The short version
A collective is a booster- and fan-funded organization, tied to a particular school, that pools money to pay that school's athletes through NIL deals. Collectives drove much of the early NIL era, and after the House v. NCAA settlement they remain one of the biggest sources of athlete pay.
Two things define where collectives sit now. Their deals are third-party NIL deals, so they run through the same clearinghouse as any other outside deal. And the money they pay sits on top ofa school's revenue-sharing cap—which is exactly why programs and boosters still rely on them.
Collectives are one piece of a larger picture. For the full map of how athletes get paid, see our companion guide, How College Athletes Get Paid.
What a collective actually is
A collective is an organization, separate from the athletic department, that raises money from boosters, fans, and local businesses and channels it to a school's athletes through NIL agreements. Most major programs have one or more aligned with them.
A collective is not the school. The direct payments a school makes to its own athletes—revenue sharing—are capped, come straight from the athletic department, and are reported through a separate system. We cover those in Revenue sharing, explained. A collective is also not a national brand signing a player to a standard endorsement; it is a school-aligned entity whose purpose is to support that program's roster.
How collectives pay athletes now
Because a collective is an outside entity, its deals are third-party NIL deals—and after the House settlement, those run through the clearinghouse, NIL Go. Any collective deal worth $600 or more must be reported within five business days and reviewed before it can stand. We cover that process in What the NIL clearinghouse actually does.
The review weighs three things: the payor's relationship to the school, whether the deal has a valid business purpose—offering real goods or services to the public for profit—and whether the payment falls within a fair-market range of compensation. A collective deal that reflects genuine work at a sensible price can clear; one that looks like disguised pay-for-play can be flagged or rejected.
The 2025 reversal
The defining episode for collectives came shortly after direct payments began. On July 10, 2025, the College Sports Commission issued guidance treating collective-funded deals as failing the valid-business-purpose test—and many were denied.
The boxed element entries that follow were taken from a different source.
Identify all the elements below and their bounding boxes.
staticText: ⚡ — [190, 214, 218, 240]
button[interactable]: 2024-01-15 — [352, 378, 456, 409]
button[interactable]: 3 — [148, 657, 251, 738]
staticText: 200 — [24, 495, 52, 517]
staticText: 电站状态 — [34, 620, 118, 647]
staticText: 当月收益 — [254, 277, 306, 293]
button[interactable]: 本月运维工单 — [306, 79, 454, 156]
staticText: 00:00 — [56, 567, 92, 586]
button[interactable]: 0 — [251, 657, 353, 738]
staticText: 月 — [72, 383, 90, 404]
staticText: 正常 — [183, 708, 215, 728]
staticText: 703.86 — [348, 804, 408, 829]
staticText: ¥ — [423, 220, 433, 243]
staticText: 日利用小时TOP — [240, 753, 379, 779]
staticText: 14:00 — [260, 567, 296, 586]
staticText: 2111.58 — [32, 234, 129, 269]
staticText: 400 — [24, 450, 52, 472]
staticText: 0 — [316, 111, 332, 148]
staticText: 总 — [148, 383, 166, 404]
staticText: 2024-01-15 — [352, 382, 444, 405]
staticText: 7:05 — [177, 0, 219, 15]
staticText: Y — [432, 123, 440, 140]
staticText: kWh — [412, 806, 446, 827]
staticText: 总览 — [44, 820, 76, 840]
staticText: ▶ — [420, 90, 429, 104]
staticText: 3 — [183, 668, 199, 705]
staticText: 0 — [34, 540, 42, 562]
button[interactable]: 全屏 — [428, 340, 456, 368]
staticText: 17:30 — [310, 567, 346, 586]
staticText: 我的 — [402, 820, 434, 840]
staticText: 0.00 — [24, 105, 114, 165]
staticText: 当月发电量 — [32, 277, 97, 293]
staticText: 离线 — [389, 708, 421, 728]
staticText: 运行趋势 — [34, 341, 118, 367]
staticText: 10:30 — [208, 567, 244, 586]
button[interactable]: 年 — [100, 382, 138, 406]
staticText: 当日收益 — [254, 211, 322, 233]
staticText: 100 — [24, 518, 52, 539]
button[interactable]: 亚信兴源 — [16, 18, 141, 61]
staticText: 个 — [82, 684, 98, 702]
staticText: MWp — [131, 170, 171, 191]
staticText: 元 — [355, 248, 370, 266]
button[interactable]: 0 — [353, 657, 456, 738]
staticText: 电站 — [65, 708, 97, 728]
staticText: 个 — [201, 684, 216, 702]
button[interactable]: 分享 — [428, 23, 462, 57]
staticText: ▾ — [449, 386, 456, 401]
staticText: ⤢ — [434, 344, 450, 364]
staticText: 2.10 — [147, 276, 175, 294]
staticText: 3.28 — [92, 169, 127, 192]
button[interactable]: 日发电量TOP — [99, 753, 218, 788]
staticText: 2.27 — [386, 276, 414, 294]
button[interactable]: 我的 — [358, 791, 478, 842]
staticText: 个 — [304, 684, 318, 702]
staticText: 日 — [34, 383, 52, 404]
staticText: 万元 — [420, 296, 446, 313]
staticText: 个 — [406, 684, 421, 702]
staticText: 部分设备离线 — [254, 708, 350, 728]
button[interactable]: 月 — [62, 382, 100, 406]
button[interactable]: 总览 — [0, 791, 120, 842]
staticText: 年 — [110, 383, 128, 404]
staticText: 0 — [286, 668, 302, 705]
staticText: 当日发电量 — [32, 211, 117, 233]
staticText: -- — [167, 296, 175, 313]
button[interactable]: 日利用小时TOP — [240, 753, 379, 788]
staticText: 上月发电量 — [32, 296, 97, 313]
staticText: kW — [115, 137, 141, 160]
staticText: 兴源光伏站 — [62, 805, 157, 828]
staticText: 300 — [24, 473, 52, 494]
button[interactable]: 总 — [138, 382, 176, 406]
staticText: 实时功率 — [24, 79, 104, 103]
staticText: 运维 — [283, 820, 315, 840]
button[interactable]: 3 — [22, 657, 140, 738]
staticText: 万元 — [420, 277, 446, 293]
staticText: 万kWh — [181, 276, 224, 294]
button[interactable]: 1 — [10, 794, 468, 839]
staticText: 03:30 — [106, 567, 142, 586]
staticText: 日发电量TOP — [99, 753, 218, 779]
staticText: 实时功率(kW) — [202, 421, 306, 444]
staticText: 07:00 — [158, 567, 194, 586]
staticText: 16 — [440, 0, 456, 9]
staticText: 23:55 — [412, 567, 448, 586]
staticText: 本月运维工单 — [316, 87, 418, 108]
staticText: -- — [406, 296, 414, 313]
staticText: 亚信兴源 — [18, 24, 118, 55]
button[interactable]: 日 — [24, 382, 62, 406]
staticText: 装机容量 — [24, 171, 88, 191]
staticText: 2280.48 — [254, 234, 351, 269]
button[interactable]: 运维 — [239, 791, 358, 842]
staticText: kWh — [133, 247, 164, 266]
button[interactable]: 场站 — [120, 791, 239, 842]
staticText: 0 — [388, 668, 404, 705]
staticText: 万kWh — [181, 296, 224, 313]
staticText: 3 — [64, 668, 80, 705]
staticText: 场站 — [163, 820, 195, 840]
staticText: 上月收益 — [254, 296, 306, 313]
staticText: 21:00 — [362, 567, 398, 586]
After roughly three weeks of negotiation with the attorneys for the House plaintiffs, the Commission reversed course in late July 2025. Collectives can pay athletes, it clarified, when the deals have a valid business purpose tied to offering goods or services to the general public for profit and fall within a fair-market range of compensation. That reversal is why collectives remain a going concern rather than a casualty of the settlement.
Why collectives still matter
Here is the part that explains the rest. Collective money is third-party money, so it does not count againsta school's revenue-sharing cap—about $20.5 million in 2025-26, rising to roughly $21.3 million in 2026-27. (We cover that cap in Revenue sharing, explained.)
That single fact makes collectives a primary lever for paying athletes above the cap. A program that has committed its full revenue-share pool can still add collective deals on top—which keeps collectives central to recruiting and retention, not a relic of the pre-settlement era.
What it means for valuations
Collectives are one of the largest and least transparent sources of athlete pay. Their deals are reported to the clearinghouse, but the terms are not public, and how much any given collective is paying any given athlete is rarely disclosed.
That is why estimating an athlete's value means accounting for collective-driven deals, not just visible endorsements. Our Big Board ranks the players we value most across college football, our team pagesshow where each program's value is concentrated, and our methodology explains how we build every estimate. The figures we publish are independent estimates, not reported salaries.
Common questions
Are collectives still allowed?
Yes. After a brief 2025 reversal, the College Sports Commission confirmed that collectives can pay athletes—as long as the deals reflect a valid business purpose and fair-market compensation, and they clear the same review as any third-party NIL deal.
Do collective deals count against the revenue-sharing cap?
No. Collective money is third-party NIL money, so it sits outside the school's cap. That is why collectives are how programs pay athletes above the capped amount.
How is a collective different from the school paying directly?
The school's direct payments (revenue sharing) are capped, come from the athletic department, and use a separate reporting system. A collective is an outside, booster-funded entity whose payments are third-party NIL deals.
Do collective deals go through the clearinghouse?
Yes. As third-party NIL deals, collective arrangements of $600 or more must be reported to NIL Go and reviewed before they can stand.